As Andrew Shaw, capital projects and infrastructure leader, PwC Africa, tells it, people employed to monitor a project who are supposed to be signing off on work being done, could be found to be inexplicably in two places at the same time.
This kind of dodgy reporting, as well as disputes with sub-contractors, could all be things of the past if PwC’s ‘drone-powered solutions‘ are adopted.
The drone’s-eye view, and more importantly the analytics derived from the images, will provide incontrovertible truth about the state of a project.
Michal Mazur, a PwC partner and global head of its drone powered solutions, was in the country recently meeting with, among others, corporates and state-owned enterprises as well as people from mining, agriculture and construction.
PwC’s drone project started about five years ago in Poland, says Mazur, for no other reason than a ‘purely regulatory’ one. Poland was the first country in the world to implement a legal framework allowing for commercial drone flights.
“In Poland, if a pilot would like to fly his drone, there’s an electronic system allowing him to get permission within 15 minutes. In the UK, it takes five days for an industrial company to receive permission.”
In South Africa, commercial drone flights are allowed, but the operator has to have a remote pilot licence, among other certifications.
PwC thinks the total addressable value of drone-powered solutions in all industries is over $127 billion worldwide. Infrastructure is likely to be the most affected at $45.2 billion, followed by agriculture ($32.4 billion), transport ($13 billion) and security and surveillance ($10.5 billion).
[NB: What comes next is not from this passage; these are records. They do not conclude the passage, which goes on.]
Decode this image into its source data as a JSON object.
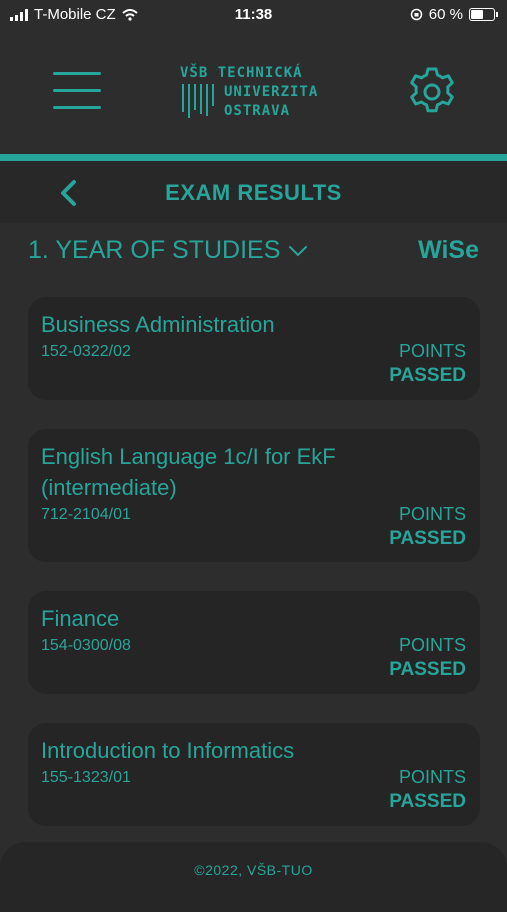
{
  "status_bar": {
    "carrier": "T-Mobile CZ",
    "time": "11:38",
    "battery_percent": "60 %",
    "battery_level": 0.6
  },
  "header": {
    "logo_line1": "VŠB TECHNICKÁ",
    "logo_line2": "UNIVERZITA",
    "logo_line3": "OSTRAVA",
    "menu_icon": "hamburger-icon",
    "settings_icon": "gear-icon"
  },
  "titlebar": {
    "title": "EXAM RESULTS",
    "back_icon": "chevron-left-icon"
  },
  "filter": {
    "year": "1. YEAR OF STUDIES",
    "semester": "WiSe"
  },
  "courses": [
    {
      "name_line1": "Business Administration",
      "name_line2": "",
      "code": "152-0322/02",
      "points": "POINTS",
      "status": "PASSED"
    },
    {
      "name_line1": "English Language 1c/I for EkF",
      "name_line2": "(intermediate)",
      "code": "712-2104/01",
      "points": "POINTS",
      "status": "PASSED"
    },
    {
      "name_line1": "Finance",
      "name_line2": "",
      "code": "154-0300/08",
      "points": "POINTS",
      "status": "PASSED"
    },
    {
      "name_line1": "Introduction to Informatics",
      "name_line2": "",
      "code": "155-1323/01",
      "points": "POINTS",
      "status": "PASSED"
    }
  ],
  "footer": {
    "copyright": "©2022, VŠB-TUO"
  },
  "colors": {
    "accent": "#26a69a",
    "background": "#2d2d2d",
    "card": "#252525"
  }
}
Mazur said they had arrived at the figure by only taking drone use cases which actually exist, or had been proven to exist, and “weren’t thinking about science fiction”. They then calculated the value of current services and labour which were likely to be replaced by drone services.
Mazur recounted their first project – a flight over a construction site for a gas pipeline company in Poland – which had shown a man in a trench, sitting on the pipe and smoking a cigarette. He was also not wearing his helmet, and there was a welding machine five metres from him.
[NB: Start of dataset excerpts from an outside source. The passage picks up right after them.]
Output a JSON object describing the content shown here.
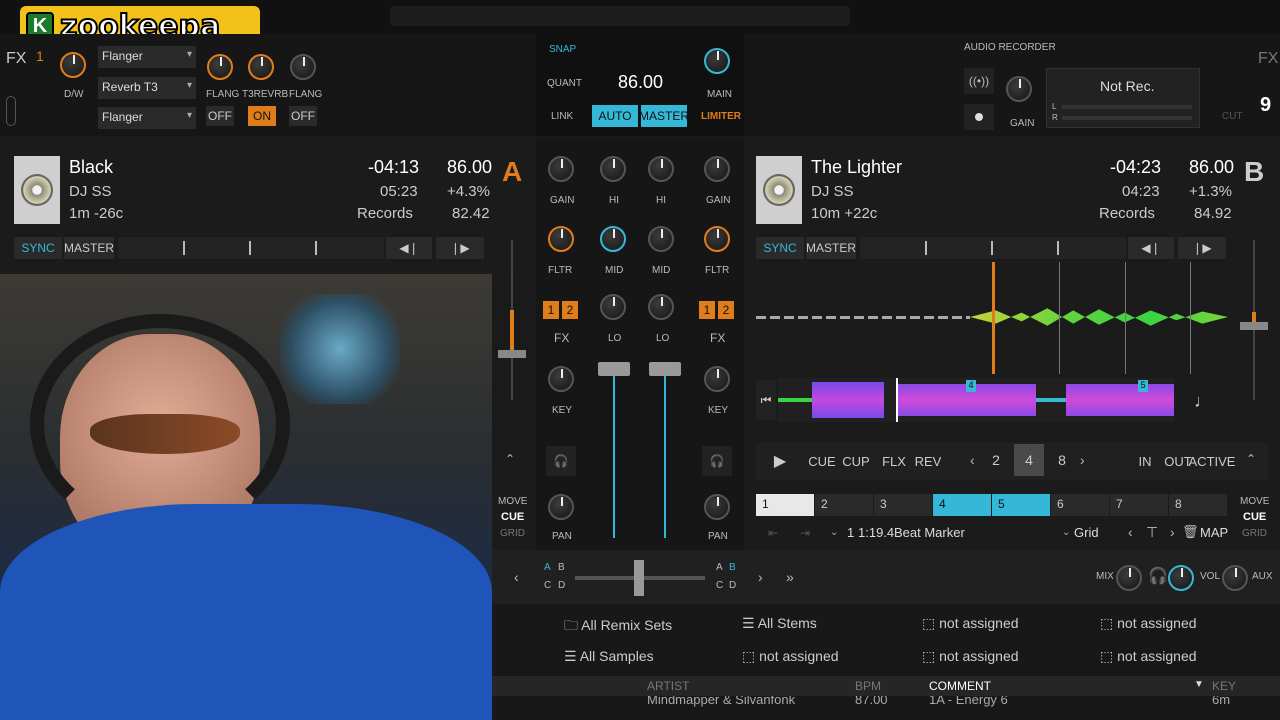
{
  "overlay": {
    "logo_letter": "K",
    "logo_text": "zookeepa"
  },
  "fx": {
    "left_label": "FX",
    "right_label": "FX",
    "unit_num": "1",
    "dw_label": "D/W",
    "slots": [
      "Flanger",
      "Reverb T3",
      "Flanger"
    ],
    "knob_labels": [
      "FLANG",
      "T3REVRB",
      "FLANG"
    ],
    "buttons": [
      "OFF",
      "ON",
      "OFF"
    ]
  },
  "master": {
    "snap": "SNAP",
    "quant": "QUANT",
    "bpm": "86.00",
    "link": "LINK",
    "auto": "AUTO",
    "master_btn": "MASTER",
    "main": "MAIN",
    "limiter": "LIMITER"
  },
  "recorder": {
    "title": "AUDIO RECORDER",
    "status": "Not Rec.",
    "gain": "GAIN",
    "l": "L",
    "r": "R",
    "cut": "CUT"
  },
  "deck_a": {
    "letter": "A",
    "title": "Black",
    "artist": "DJ SS",
    "key": "1m -26c",
    "time_remaining": "-04:13",
    "time_elapsed": "05:23",
    "label": "Records",
    "bpm": "86.00",
    "pitch": "+4.3%",
    "original_bpm": "82.42",
    "sync": "SYNC",
    "master_btn": "MASTER"
  },
  "deck_b": {
    "letter": "B",
    "title": "The Lighter",
    "artist": "DJ SS",
    "key": "10m +22c",
    "time_remaining": "-04:23",
    "time_elapsed": "04:23",
    "label": "Records",
    "bpm": "86.00",
    "pitch": "+1.3%",
    "original_bpm": "84.92",
    "sync": "SYNC",
    "master_btn": "MASTER",
    "transport": {
      "cue": "CUE",
      "cup": "CUP",
      "flx": "FLX",
      "rev": "REV",
      "loop_sizes": [
        "2",
        "4",
        "8"
      ],
      "in": "IN",
      "out": "OUT",
      "active": "ACTIVE"
    },
    "cue_slots": [
      "1",
      "2",
      "3",
      "4",
      "5",
      "6",
      "7",
      "8"
    ],
    "cue_info": {
      "num": "1",
      "time": "1:19.4",
      "type": "Beat Marker",
      "grid": "Grid",
      "map": "MAP"
    },
    "move": "MOVE",
    "move_cue": "CUE",
    "move_grid": "GRID",
    "marker_labels": [
      "4",
      "5"
    ]
  },
  "mixer": {
    "gain": "GAIN",
    "hi": "HI",
    "mid": "MID",
    "lo": "LO",
    "fltr": "FLTR",
    "fx": "FX",
    "key": "KEY",
    "pan": "PAN",
    "fx_1": "1",
    "fx_2": "2",
    "move": "MOVE",
    "move_cue": "CUE",
    "move_grid": "GRID",
    "xfader_a": "A",
    "xfader_b": "B",
    "xfader_c": "C",
    "xfader_d": "D"
  },
  "headphone": {
    "mix": "MIX",
    "vol": "VOL",
    "aux": "AUX"
  },
  "browser": {
    "row1": [
      "All Remix Sets",
      "All Stems",
      "not assigned",
      "not assigned"
    ],
    "row2": [
      "All Samples",
      "not assigned",
      "not assigned",
      "not assigned"
    ],
    "columns": [
      "ARTIST",
      "BPM",
      "COMMENT",
      "KEY"
    ],
    "partial_row": [
      "Mindmapper & Silvanfonk",
      "87.00",
      "1A - Energy 6",
      "6m"
    ]
  }
}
“We presented to the board and they ordered a stop to the construction and they wanted to terminate the contract with this construction company. Suddenly there’s pressure for companies and workers to behave.
“This new type of data that we can acquire also changes the relationship between investors, construction companies and sub-contractors because now it’s no longer based on trust or a lack of trust if they delivered five or 5 000 cubic metres of sand. Now, we gather the data from above and we generate 3D models.”
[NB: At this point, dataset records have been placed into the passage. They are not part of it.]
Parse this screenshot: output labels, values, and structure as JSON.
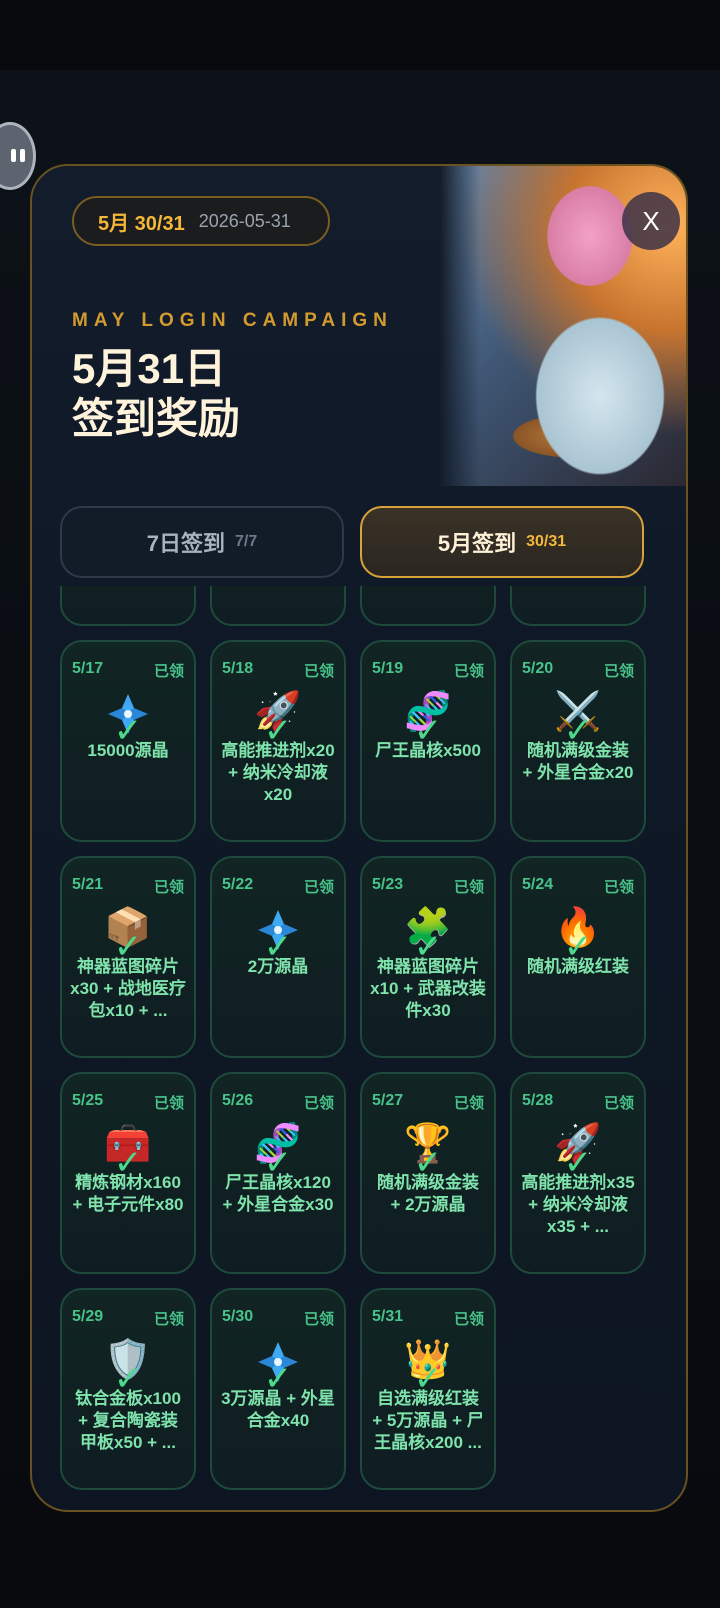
{
  "header": {
    "month_progress": "5月 30/31",
    "date": "2026-05-31",
    "eyebrow": "MAY LOGIN CAMPAIGN",
    "title_line1": "5月31日",
    "title_line2": "签到奖励",
    "close_label": "X"
  },
  "tabs": [
    {
      "label": "7日签到",
      "count": "7/7",
      "active": false
    },
    {
      "label": "5月签到",
      "count": "30/31",
      "active": true
    }
  ],
  "days": [
    {
      "date": "",
      "status": "",
      "reward": "",
      "icon": "partial"
    },
    {
      "date": "",
      "status": "",
      "reward": "",
      "icon": "partial"
    },
    {
      "date": "",
      "status": "",
      "reward": "",
      "icon": "partial"
    },
    {
      "date": "",
      "status": "",
      "reward": "",
      "icon": "partial"
    },
    {
      "date": "5/17",
      "status": "已领",
      "reward": "15000源晶",
      "icon": "crystal-icon"
    },
    {
      "date": "5/18",
      "status": "已领",
      "reward": "高能推进剂x20 + 纳米冷却液x20",
      "icon": "rocket-icon"
    },
    {
      "date": "5/19",
      "status": "已领",
      "reward": "尸王晶核x500",
      "icon": "dna-icon"
    },
    {
      "date": "5/20",
      "status": "已领",
      "reward": "随机满级金装 + 外星合金x20",
      "icon": "crossed-swords-icon"
    },
    {
      "date": "5/21",
      "status": "已领",
      "reward": "神器蓝图碎片x30 + 战地医疗包x10 + ...",
      "icon": "package-icon"
    },
    {
      "date": "5/22",
      "status": "已领",
      "reward": "2万源晶",
      "icon": "crystal-icon"
    },
    {
      "date": "5/23",
      "status": "已领",
      "reward": "神器蓝图碎片x10 + 武器改装件x30",
      "icon": "puzzle-icon"
    },
    {
      "date": "5/24",
      "status": "已领",
      "reward": "随机满级红装",
      "icon": "fire-icon"
    },
    {
      "date": "5/25",
      "status": "已领",
      "reward": "精炼钢材x160 + 电子元件x80",
      "icon": "toolbox-icon"
    },
    {
      "date": "5/26",
      "status": "已领",
      "reward": "尸王晶核x120 + 外星合金x30",
      "icon": "dna-icon"
    },
    {
      "date": "5/27",
      "status": "已领",
      "reward": "随机满级金装 + 2万源晶",
      "icon": "trophy-icon"
    },
    {
      "date": "5/28",
      "status": "已领",
      "reward": "高能推进剂x35 + 纳米冷却液x35 + ...",
      "icon": "rocket-icon"
    },
    {
      "date": "5/29",
      "status": "已领",
      "reward": "钛合金板x100 + 复合陶瓷装甲板x50 + ...",
      "icon": "shield-icon"
    },
    {
      "date": "5/30",
      "status": "已领",
      "reward": "3万源晶 + 外星合金x40",
      "icon": "crystal-icon"
    },
    {
      "date": "5/31",
      "status": "已领",
      "reward": "自选满级红装 + 5万源晶 + 尸王晶核x200 ...",
      "icon": "crown-icon"
    }
  ]
}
This data provides a precise representation of the current state of the construction or infrastructure, and the 3D model can then be combined with, for example, construction plans, “removing the possibility of cheating”.
Site managers will also be able to get a single view of the entire project.
The enabler is photogrammetry, or taking measurements from photographs, which unlocks proper planning.
Before the drone takes flight, flight routes are planned for data acquisition.
“What data do we want in the end? What are the KPIs in the construction project, and what’s really important? We’ve seen construction projects where engineers are looking at 600 KPIs every week. We work with our clients to narrow it down and make it smarter.”
Once the drone is on the ground again, photogrammetry and analytics are used to produce 3D models or orthophoto maps. These are known as geospatial products and are overlaid with the digital construction plans, after which a report on the ‘real progress’ of a project can be generated.
The integrated data, which is stored in the cloud, can then be viewed on a laptop, tablet or phone, Mazur says, adding the client would not need to download all the data – which could run to 60 gigabytes for, say, a flight over 2km of road construction. The report is also then made available to a range of actors: finance, health and safety, project managers, procurement, and the legal team, should that be necessary.
PwC’s Shaw says a client will typically ask for verification that a project had been delivered to a certain point, at a particular time. If not, blame would need to be apportioned, and perhaps litigation.
With the drone solution, “we can see exactly where a project is in a point in time”.
The images are also accurate to within a centimetre, enabling visibility into what materials are on the building site at any time.
“Typically one sub-contractor will say ‘you didn’t deliver the aggregate,’ and this will actually tell you exactly what’s on site and it’ll measure the quantities. It makes that process of providing technical assurance much simpler for us. This provides you with absolute data. It’s either in there, or it’s not.”